Hal ini sehubungan dengan penetapan status tersangka terhadap Ketua DPR Setya Novanto oleh Komisi Pemberantasan Korupsi (KPK), untuk kasus mega korupsi pengadaan KTP elektronik (e-KTP). Adapun kurs rupiah pada perdagangan Senin kemarin tercatat ditutup pada level 13.314 per dolar AS.
“Sentimen negatif politik masih berpotensi naik sehingga bisa membatasi ruang penguatan rupiah,” ujar Analis Samuel Sekuritas, Rangga Cipta, dalam keterangan tertulis, Rabu, 19 Juli 2017. Di sisi lain, menurut dia rupiah masih diuntungkan oleh pelemahan dolar, begitu juga kurs negara lain di Asia.
Rangga menuturkan harga komoditas yang membaik juga akan menjaga ekspektasi surplus perdagangan yang melebar. Selanjutnya, penurunan yield obligasi global diperkirakan terus menularkan sentimen positif terhadap Surat Utang Negara (SUN).
“Bahkan melampaui sentimen negatif dari pelebaran defisit Anggaran Pendapatan dan Belanja Negara (APBN) Perubahan,” katanya.
Sementara itu, indeks dolar AS dilaporkan semakin terpuruk pasca inflasi barang impor AS yang anjlok. Rangga berujar tekanan kenaikan harga yang melunak di AS masih menjadi faktor utama yang menekan kurs dolar AS serta yield US Treasury.
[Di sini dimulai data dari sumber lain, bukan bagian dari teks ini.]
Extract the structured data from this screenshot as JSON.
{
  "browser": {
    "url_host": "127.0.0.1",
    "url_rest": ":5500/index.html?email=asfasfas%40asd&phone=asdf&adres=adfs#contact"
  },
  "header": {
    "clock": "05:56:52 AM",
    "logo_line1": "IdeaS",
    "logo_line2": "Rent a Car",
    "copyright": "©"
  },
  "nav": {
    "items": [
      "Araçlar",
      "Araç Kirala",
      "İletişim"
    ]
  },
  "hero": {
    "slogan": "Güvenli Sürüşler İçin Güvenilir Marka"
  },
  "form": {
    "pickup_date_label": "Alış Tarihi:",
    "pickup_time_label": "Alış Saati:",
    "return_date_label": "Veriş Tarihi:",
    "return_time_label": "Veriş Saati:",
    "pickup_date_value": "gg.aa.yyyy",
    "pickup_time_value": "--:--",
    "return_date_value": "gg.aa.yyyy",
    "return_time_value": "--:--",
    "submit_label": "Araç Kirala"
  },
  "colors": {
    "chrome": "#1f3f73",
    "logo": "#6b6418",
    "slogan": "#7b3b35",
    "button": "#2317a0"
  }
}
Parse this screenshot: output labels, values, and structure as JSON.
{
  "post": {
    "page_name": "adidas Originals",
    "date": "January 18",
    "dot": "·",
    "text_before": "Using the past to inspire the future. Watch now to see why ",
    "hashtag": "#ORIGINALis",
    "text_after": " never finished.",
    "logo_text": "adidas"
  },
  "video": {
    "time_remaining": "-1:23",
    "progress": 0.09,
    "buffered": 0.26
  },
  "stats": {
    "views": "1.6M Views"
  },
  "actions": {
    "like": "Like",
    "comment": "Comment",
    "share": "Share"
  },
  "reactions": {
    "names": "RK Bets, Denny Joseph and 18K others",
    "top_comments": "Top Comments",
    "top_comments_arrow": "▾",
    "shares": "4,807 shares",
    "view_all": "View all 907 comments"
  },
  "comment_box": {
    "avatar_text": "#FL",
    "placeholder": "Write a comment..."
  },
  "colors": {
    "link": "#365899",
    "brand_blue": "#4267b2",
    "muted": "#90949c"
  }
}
Tekanan terhadap yield US Treasury juga datang dari status belum diterimanya Undang-Undang Jaminan Kesehatan Presiden AS Donald Trump. “Data perumahan AS menjadi fokus pada Rabu malam, diperkirakan sedikit membaik.”
Rangga, rupiah diprediksi masih akan menguat di perdagangan hari ini masih menguat pelemahan dolar di pasar global.